In Magick, Shamanism & Taoism, Richard Herne presents a method of using the I Ching in (fairly ceremonial) magickal work. For example, Herne presents a method of using the I Ching as a map of correspondences similar to the Qabalistic Tree of Life. This makes it easy to use the I Ching in talisman magick. To be honest, I have no idea if the ancient Chinese ever thought of it like this or used other magickal material in this book in the manner it is presented. While I'm certainly no expert on China or the orient, much of this material really seems to have a western flavor. However, the material hangs together well regardless of its origins.
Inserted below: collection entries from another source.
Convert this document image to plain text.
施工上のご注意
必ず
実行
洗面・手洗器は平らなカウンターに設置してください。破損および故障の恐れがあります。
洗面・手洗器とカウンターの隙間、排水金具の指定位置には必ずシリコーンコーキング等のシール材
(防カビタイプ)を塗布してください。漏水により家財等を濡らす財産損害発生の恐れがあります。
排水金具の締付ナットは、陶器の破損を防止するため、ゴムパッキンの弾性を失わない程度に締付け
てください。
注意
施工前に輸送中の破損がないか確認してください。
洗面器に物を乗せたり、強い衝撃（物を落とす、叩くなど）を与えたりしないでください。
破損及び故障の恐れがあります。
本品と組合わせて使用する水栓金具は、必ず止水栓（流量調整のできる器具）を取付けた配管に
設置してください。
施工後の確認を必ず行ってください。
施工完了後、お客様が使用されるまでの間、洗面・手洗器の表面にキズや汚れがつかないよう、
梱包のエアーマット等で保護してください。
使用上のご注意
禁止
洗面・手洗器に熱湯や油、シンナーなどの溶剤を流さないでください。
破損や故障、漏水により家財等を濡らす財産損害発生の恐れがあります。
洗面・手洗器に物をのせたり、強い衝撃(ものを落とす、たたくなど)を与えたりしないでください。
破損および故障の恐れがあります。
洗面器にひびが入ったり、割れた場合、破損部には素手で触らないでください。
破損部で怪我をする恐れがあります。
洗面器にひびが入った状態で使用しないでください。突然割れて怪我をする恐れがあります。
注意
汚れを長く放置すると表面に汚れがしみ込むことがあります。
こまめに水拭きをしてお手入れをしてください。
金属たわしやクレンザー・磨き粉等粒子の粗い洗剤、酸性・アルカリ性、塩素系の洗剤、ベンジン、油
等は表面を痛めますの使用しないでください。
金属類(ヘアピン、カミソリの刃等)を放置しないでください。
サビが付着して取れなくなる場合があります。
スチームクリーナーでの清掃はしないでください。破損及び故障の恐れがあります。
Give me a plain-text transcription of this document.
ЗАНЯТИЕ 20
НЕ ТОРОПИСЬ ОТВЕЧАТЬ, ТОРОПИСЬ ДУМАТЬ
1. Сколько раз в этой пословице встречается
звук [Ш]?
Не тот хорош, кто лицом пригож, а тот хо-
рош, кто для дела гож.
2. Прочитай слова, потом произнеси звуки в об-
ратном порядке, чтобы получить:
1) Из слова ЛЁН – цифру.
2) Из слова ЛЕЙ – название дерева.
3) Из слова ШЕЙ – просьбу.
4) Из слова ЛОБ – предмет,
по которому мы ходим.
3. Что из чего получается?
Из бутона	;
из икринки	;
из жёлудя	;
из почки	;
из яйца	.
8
The first part of this book discusses the history of Taoism, the I Ching, and magickal thought in China. These two chapters are well-footnoted with sources. The second part deals with various magickal tools used in China. Some are similar to western tools in form, if not always in function. The ritual sword, for example, is a symbol of the magicians's Will. Others are somewhat foreign to western thought. The fan and hand gestures are examples of such tools. Unfortunately, footnotes on sources are fairly scarce. The third part covers practical magick work such as making talismans, meditation, and pathworking. The fourth and longest portion is devoted to listing correspondences for each of the 64 hexagrams of the I Ching. These are the author's personal interpretations, based on his research into Chinese magick.
This is a very hard book to evaluate. The author covers a great deal of complex material in a relatively small space. It is very interesting material, although I don't have enough knowledge to judge its accuracy. Overall, Magick, Shamanism & Taoism strikes me as an average book. It doesn't scream "buy me," but it doesn't scream "run away" either. If you are interested in the I Ching and use talisman magick frequently, the I Ching correspondences in the fourth part of the book will give you an entire new symbol set to work with.